Hendrix traces the history of the carrier air wing, with emphasis on how the World War II experience led American naval aviators to appreciate the need for long range attack aircraft. Especially late in the war, the effectiveness of Japanese land-based kamikaze aircraft helped create interest in longer range attack planes, which in turn drove an increase in deck and ship size. This culminated in the mid-1970s, when US carrier wings could boast the long-range F-14 interceptor and the A-6 strike aircraft, as well as organic aerial refueling capabilities.
From this peak, the focus on range receded. Hendrix lingers on the failure of the A-12, the stealth capable successor to the A-6 Intruder. The cancellation of the A-12 forced the Navy to invest heavily in the F/A-18 Super Hornet airframe in order to keep numbers up and sortie rates high. By settling for the Super Hornet, however, the Navy gave up on long-range strike.

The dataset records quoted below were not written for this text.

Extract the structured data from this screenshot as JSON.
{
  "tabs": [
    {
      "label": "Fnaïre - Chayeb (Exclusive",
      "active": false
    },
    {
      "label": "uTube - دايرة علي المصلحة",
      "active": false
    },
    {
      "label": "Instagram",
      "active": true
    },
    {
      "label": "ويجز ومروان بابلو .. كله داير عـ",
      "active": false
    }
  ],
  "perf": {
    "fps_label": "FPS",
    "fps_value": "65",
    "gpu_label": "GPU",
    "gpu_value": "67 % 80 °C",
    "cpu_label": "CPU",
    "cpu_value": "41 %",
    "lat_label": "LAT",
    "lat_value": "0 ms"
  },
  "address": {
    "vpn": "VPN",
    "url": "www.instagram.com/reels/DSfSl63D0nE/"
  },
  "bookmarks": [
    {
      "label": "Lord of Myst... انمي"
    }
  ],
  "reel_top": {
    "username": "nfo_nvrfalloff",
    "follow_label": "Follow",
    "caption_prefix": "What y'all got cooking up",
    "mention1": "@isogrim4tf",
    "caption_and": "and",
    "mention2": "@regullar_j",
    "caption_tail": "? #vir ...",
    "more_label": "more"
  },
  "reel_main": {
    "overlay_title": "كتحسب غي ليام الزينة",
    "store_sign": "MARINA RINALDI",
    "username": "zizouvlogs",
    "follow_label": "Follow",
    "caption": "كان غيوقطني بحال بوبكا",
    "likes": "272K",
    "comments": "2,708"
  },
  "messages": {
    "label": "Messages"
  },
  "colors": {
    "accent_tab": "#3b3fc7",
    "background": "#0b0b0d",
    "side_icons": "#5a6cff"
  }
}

Hendrix argues that this decision, perhaps understandable in the immediate post-Cold War context of no major peer competitor threats, has left the U.S. carrier fleet vulnerable to systems such as China’s DF-21 anti-ship ballistic missile, as well as a bevy of anti-ship cruise missiles. Without deep penetration strike aircraft, a U.S. carrier has no effective answer to such long range systems. The current “Hornet heavy” air-wing is extremely useful for conducting large numbers of short-range attack sorties in permissive environments, but would prove disastrous in a war against a foe that could plausibly threaten both the carrier and the aircraft.
It’s worth thinking about what the Navy would look like without the Super Hornet. The A-12 was a disaster of a program, but even a well-conceived project would have suffered in the 1990s, potentially leaving the Navy without either the Super Hornet or a sufficient number of A-12s to conduct effective long-range strike operations. The relatively light weapons payload of the A-12 would have exacerbated this problem. And even a stealthy, long-range platform such as the A-12 would struggle to match the range of China’s anti-access forces, especially its precision-guided ballistic missiles. The Super Hornet, its shortcomings notwithstanding, has given the Navy a better capacity to contribute to the conflicts of the last decade than the A-12 (although modernized A-6 Intruders might have done even better).
With respect to the future, one of Hendrix’ answers is to de-emphasize the large, expensive aircraft carrier in U.S. power projection efforts. Another is to focus on the development of long-range strike aircraft, probably unmanned, that can rebuild the capabilities that the carrier air wing enjoyed in the 1970s. Hendrix offers both slow and fast options for rebuilding this capability, with corresponding security and financial risks on either side. Jack Curtis offers some other options, including taking advantage of the maneuverability of the aircraft carrier (and the vulnerability of the recon portion of the Chinese reconnaissance-strike complex) to reduce the overall vulnerability of the carrier strike group to Chinese attacks.
The carrier will survive without long-range strike. other countries, such as China, the United Kingdom, and Russia, continue to build carriers that lack anything approaching the mass, range, and payload capabilities of U.S. ships. The U.S. Navy itself has built a sizable force of light carriers which cannot conduct long-range penetration strikes, but which can undertake a bevy of other missions. However, Hendrix’s contribution frames current capabilities within long-term trends, making it a must-read for aficionados of the carrier wars.